As a teacher and high school principal for 18 years, Mike De Massimo, Wittenberg University class of 1999, would make his family’s homemade lasagna for his students and staff around the holidays.
“I was born and raised in Cleveland and come from a large Italian American family,” De Massimo says. His mother used to run an Italian restaurant in Shaker Heights, Ohio, and his sister is also in the industry. “Food is our love language.”
De Massimo’s annual tradition of celebrating his students and fellow educators with a homemade Italian dish has since become a successful entrepreneurial venture, De Massimo’s Authentic Sauces and Imports, located in Columbus, Ohio.
“What started out as a tribute to my family, and most notably, my grandmothers, slowly became a small business,” he says.
After his last living grandmother passed away, De Massimo wanted “to do something to honor her and [the] family who came before” him. Making pasta sauce from traditional family recipes passed down through the generations seemed a natural fit.
As a high school principal, he had partnered with adult occupational placements to help employ students with disabilities once they left the high school setting. When it came time to produce larger batches of sauce, he used a local commercial kitchen that works with adults with developmental disabilities and began selling the sauce at local farmers markets.
“The following year, I asked students in our business and entrepreneur classes if they wanted to run their own farmers markets,” De Massimo says. “Needless to say, a small business was created.”
The business has since grown and expanded, with De Massimo’s Authentic Sauces now being produced in a larger facility and sold at Meijer, Kroger, Giant Eagle, Fresh Thyme, Food City, Heinen’s, and many independent grocery stores in Ohio, the Midwest, and the South. Seven years ago, De Massimo left his job in education and now dedicates his time to building the family business. He credits wife, Bethany Schlater ’04, with providing the support needed to make the leap to full-time entrepreneurship.
As the business grew, the village of San Giovanni in Galdo, Molise, Italy – the hometown of his maternal grandmother – noticed their likeness on the company’s packaging and invited the De Massimos to visit.
“We were welcomed with open arms, given the key to the village in a ceremony, they awarded me with honorary citizen status, had a festival in our honor, and basically rolled out the red carpet,” De Massimo says. “We got to see where my grandparents were born and raised, and live with our family in our ancestral roots.”
They have continued to visit the village, bringing more family members along, and now are importing olive oil produced in the Molise region.
At the same time, the De Massimo family in Abruzzo, Italy, home of the paternal side of the family, also invited them to visit.
“It was during one of our visits that we were presented with our family tree that was able to be traced back to 1683,” De Massimo said. “Our sauces that we sell to consumers are based on the sauces my family has created for centuries. We utilize the word ‘authentic’ in our brand identity. We take this word seriously because not only are our sauces authentically influenced by our roots, our creation story is authentic and can be attached to our past.

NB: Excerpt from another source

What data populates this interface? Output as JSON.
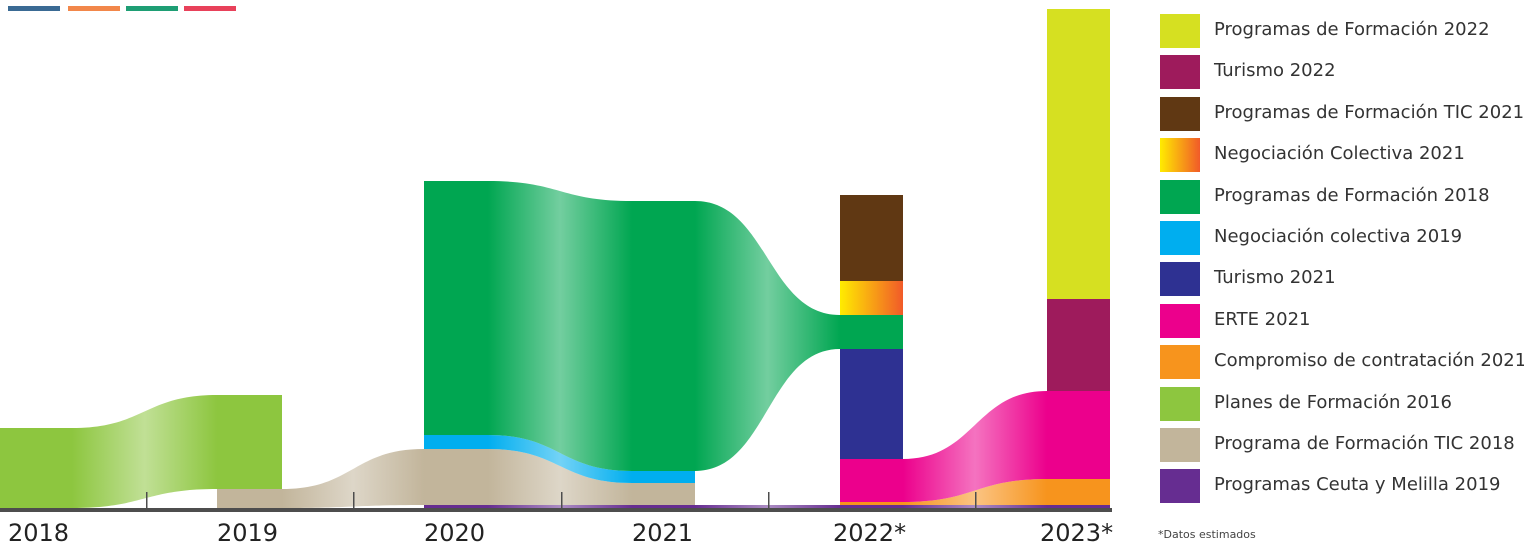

We are proud of that.”
In addition to supporting the small producers in Molise, De Massimo’s strives to support the local Columbus community as well, donating products to the Hilliard Food Pantry and time to St. Aloysius Community Outreach to feed the hungry.
De Massimo recognizes that his path to business owner is a bit unusual. An English major with a minor in secondary education, he didn’t take a single business class at Wittenberg.
“I can without a doubt say the education I received was top notch in many ways,” he explains. “I got to experience some of the most intelligent, student-centered, and challenging professors around. Some of them even became dear friends and mentors. The Wittenberg community is contagiously positive and supportive as well.”
A four-year member of the Tiger baseball team, he worked as an assistant coach for the team from 2000-2003 before starting his career in education. He believes that “being a part of a team with individuals who worked hard for a common goal, stretched their abilities, and challenged each other” all contributed to his confidence to later make the jump from school administrator to entrepreneur.
“My business path has not been the most traditional, but what I learned and gained at Wittenberg definitely made an impact,” De Massimo said. “Students should not be afraid to chase and capture their dreams.”